13 Words by Lemony Snicket

March Theme:  Word Choice

For the first half of 2011, I will take time to focus on picture books that you can use with each of the Six Traits of Writing.  Each month will be dedicated to a new trait.

December 2010 – Ideas

January 2011 – Organization

February 2011 – Voice

This month’s theme is Word Choice.  How can we use picture books to model for students how authors pick specific words for their writing?  How do authors use words to convey a feeling or a get a point across?

Recommended Grades: 2-5

13 Words begins with just that: 13 words.  With those thirteen words, Lemony Snicket weaves a story of a despondent bird and a dog on a quest for a hat. The reader also learns the meaning of several of the words through the context of the story.

Lesson idea: Read aloud this book and discuss how the author created a story using only thirteen words.  Brainstorm a list of thirteen words and create a shared writing experience as a class using those thirteen words.  Post the shared writing as a model in the classroom.  Encourage students to write their own 13 Words story as part of Writers Workshop.

If you are looking for additional resources and ways to teach word choice to students, find past posts under the Word Choice tag.

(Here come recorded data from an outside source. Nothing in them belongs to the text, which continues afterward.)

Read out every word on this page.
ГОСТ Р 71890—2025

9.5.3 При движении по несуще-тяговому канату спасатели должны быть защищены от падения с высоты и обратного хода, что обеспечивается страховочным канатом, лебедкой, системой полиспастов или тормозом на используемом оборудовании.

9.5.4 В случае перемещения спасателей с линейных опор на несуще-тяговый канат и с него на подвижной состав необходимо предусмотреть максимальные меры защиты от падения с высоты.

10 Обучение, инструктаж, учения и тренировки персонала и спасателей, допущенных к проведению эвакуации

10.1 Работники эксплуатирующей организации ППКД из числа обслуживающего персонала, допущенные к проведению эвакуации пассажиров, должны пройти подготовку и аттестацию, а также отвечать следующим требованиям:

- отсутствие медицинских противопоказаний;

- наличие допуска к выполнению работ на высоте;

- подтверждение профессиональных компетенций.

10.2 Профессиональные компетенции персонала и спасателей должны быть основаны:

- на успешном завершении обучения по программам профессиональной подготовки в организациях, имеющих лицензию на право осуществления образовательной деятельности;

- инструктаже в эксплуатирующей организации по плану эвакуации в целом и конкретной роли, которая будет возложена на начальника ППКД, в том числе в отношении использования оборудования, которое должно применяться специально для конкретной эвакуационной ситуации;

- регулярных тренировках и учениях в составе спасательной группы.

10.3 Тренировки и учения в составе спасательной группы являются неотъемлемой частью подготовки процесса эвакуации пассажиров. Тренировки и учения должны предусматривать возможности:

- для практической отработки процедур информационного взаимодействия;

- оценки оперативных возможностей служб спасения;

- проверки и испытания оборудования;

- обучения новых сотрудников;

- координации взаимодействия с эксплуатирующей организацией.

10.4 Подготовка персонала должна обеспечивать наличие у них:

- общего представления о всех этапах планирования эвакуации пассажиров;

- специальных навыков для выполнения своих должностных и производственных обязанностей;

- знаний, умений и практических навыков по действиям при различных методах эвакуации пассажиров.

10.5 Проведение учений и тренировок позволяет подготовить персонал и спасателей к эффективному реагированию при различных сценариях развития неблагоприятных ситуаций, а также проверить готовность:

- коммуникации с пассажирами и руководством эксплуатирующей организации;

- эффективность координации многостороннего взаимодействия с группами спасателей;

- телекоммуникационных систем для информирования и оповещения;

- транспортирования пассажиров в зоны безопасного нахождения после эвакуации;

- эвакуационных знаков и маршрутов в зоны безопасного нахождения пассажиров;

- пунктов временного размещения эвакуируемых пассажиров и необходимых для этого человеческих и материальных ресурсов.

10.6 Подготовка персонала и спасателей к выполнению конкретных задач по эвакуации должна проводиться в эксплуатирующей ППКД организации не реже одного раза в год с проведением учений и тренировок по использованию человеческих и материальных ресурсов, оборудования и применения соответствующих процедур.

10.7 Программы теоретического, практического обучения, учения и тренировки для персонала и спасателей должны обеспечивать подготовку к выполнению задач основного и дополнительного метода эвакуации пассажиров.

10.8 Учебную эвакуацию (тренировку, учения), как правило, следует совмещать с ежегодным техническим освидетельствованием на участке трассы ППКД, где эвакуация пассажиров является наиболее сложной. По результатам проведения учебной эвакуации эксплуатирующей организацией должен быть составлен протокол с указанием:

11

**Note** I provide these lesson ideas under the assumption that you are familiar with The Six Traits of Writing.  If you are not, and would like more information on teaching students about organization or any other six traits component, please feel free to contact me at Dlittle[at]linkstoliteracy[dot]com.  I am happy to provide more specific lessons or resources if necessary.

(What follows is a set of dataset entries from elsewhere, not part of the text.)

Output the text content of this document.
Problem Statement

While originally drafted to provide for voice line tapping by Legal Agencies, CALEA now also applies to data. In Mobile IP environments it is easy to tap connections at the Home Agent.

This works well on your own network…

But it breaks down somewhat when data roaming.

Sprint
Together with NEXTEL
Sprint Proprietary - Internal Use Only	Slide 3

©2011 by Dawn Little for Picture This! Teaching with Picture Books. All Amazon links are affiliate links and may result in my receiving a small commission. This is at no additional cost to you.


3 thoughts on “13 Words by Lemony Snicket

  1. Janelle March 7, 2011 / 1:47 PM

    I reviewed 13 Words last week on my blog. My daughter is in kindergarten and really enjoyed this quirky book. Besides using some complex words, the book also uses several “beginner words.” I think that it would be a mistake to limit this title to grades 2-5. Big words and big concepts appeal to younger writers as well.

    • Links to Literacy March 7, 2011 / 10:12 PM

      Janelle, I agree that the book appeals to younger readers/writers as well. I wouldn’t consider the title limited to grades 2-5. The grade levels are really more of a suggestion. I feel that most any lesson/book can be adapted to meet the needs of any age learner. Perhaps I should remove the grade level suggestions?

  2. Carol Covin March 10, 2011 / 3:50 PM

    What a great concept for teaching writing. I’m creating a writing workshop for grandparents to write their autobiographies for their grandchildren and I may use this provocative idea.

    Am reminded of the, perhaps apochryphal, story that Hemingway was challenged to write a story in 6 (or under 10) words. The result: For sale. Baby shoes. Never used.